Donna Turner, 32, has been refused IVF treatment using sperm taken from her husband of only eight months, before he died.

It was her late husband Paul's dying wish to give his wife children and surgeons even reversed his vasectomy as he lay dying from bowel cancer so that the sperm could be harvested and frozen.

But Donna, from Milton Keynes, said the NHS had turned her down for IVF treatment because, as a widow, she is now officially single.

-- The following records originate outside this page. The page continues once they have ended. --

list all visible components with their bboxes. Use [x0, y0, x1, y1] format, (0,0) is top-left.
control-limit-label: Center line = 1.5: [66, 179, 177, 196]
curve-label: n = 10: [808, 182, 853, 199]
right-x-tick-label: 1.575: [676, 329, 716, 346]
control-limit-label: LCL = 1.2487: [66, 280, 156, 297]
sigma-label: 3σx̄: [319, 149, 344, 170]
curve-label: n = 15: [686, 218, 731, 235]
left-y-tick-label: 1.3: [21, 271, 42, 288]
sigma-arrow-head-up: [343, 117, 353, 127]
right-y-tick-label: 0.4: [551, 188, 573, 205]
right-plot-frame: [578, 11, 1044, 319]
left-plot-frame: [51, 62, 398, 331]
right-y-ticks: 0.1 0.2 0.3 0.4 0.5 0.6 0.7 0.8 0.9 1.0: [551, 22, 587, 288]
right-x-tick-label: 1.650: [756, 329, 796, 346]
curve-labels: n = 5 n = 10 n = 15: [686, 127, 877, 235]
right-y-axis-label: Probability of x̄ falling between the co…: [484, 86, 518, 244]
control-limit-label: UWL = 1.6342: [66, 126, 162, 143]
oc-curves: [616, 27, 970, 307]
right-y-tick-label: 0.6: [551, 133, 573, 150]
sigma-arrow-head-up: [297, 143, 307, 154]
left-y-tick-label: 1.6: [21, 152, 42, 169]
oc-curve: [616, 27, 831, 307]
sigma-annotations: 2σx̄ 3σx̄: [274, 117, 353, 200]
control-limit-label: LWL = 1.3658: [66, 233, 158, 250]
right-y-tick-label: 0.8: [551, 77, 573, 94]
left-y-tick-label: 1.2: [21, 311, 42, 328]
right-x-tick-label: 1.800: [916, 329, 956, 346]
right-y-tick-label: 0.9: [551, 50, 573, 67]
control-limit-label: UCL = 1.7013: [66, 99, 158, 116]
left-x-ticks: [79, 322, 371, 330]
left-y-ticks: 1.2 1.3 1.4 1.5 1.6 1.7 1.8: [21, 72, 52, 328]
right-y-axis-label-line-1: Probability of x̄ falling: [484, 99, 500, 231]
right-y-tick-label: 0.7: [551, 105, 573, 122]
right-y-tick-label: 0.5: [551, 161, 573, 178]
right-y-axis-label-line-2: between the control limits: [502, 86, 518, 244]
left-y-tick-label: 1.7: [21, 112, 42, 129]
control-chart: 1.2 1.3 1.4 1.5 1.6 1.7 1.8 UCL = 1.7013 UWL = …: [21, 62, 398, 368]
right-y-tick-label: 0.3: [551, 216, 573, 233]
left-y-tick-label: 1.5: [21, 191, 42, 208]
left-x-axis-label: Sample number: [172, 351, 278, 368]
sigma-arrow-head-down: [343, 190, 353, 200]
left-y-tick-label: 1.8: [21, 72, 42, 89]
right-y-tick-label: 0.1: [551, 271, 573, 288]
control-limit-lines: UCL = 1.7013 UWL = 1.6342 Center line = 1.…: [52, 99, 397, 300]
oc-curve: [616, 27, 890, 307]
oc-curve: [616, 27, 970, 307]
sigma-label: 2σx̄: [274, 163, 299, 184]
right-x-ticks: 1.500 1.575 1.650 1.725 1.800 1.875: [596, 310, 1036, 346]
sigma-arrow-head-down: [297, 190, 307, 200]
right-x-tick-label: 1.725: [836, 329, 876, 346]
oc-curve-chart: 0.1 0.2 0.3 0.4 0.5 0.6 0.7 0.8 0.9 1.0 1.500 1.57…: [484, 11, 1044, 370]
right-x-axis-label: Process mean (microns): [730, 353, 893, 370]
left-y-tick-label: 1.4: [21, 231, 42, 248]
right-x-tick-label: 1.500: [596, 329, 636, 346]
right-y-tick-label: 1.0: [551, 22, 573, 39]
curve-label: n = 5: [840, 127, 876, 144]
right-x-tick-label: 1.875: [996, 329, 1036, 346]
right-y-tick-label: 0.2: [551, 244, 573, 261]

Donna said: "I wanted his child more than anything. Now my goal is to have this baby which I promised him on his death bed.

"For the names it was going to be Paignton-Louise for a girl and Tommy for a boy.

"Then the Clinical Commissioning Group refused to fund me. They said I couldn't have the IVF because they class me as single and because he has got a son from a previous relationship years ago."

She insisted: "I'm not single, I'm widowed."

Paul was diagnosed with bowel cancer five months after he and Donna tied the knot in April 2012.

He fought the disease for eight months before he died at the age of 39 in January last year.

Donna is desperate to have her late husband's child, but had been denied the £3,500 funds necessary.

She said:: "All I was asking them for was one little bit of help.

"I feel really angry because they're letting women have boob jobs and tummy tucks on the NHS but won't help someone like me.

"I didn't ask to be a widow. I would either be pregnant or have the baby by now if Paul had been here. I look at pregnant people now and I think 'why is that not me?' It should have been me pushing a pram now or with a bump."

She added: "As he was slipping away I held his hand and told him I loved him and I promised him I would have the child and take them to Devon like we planned.

"On the last breath I saw a little tear roll down his face and then he was gone."

The Milton Keynes Clinical Commissioning Group's associate director, Janet Corbett, said its IVF policy was in line with other CCGs in the East Midlands.

She added: "The policy is for use when a couple have a medical reason for being unable to conceive a child."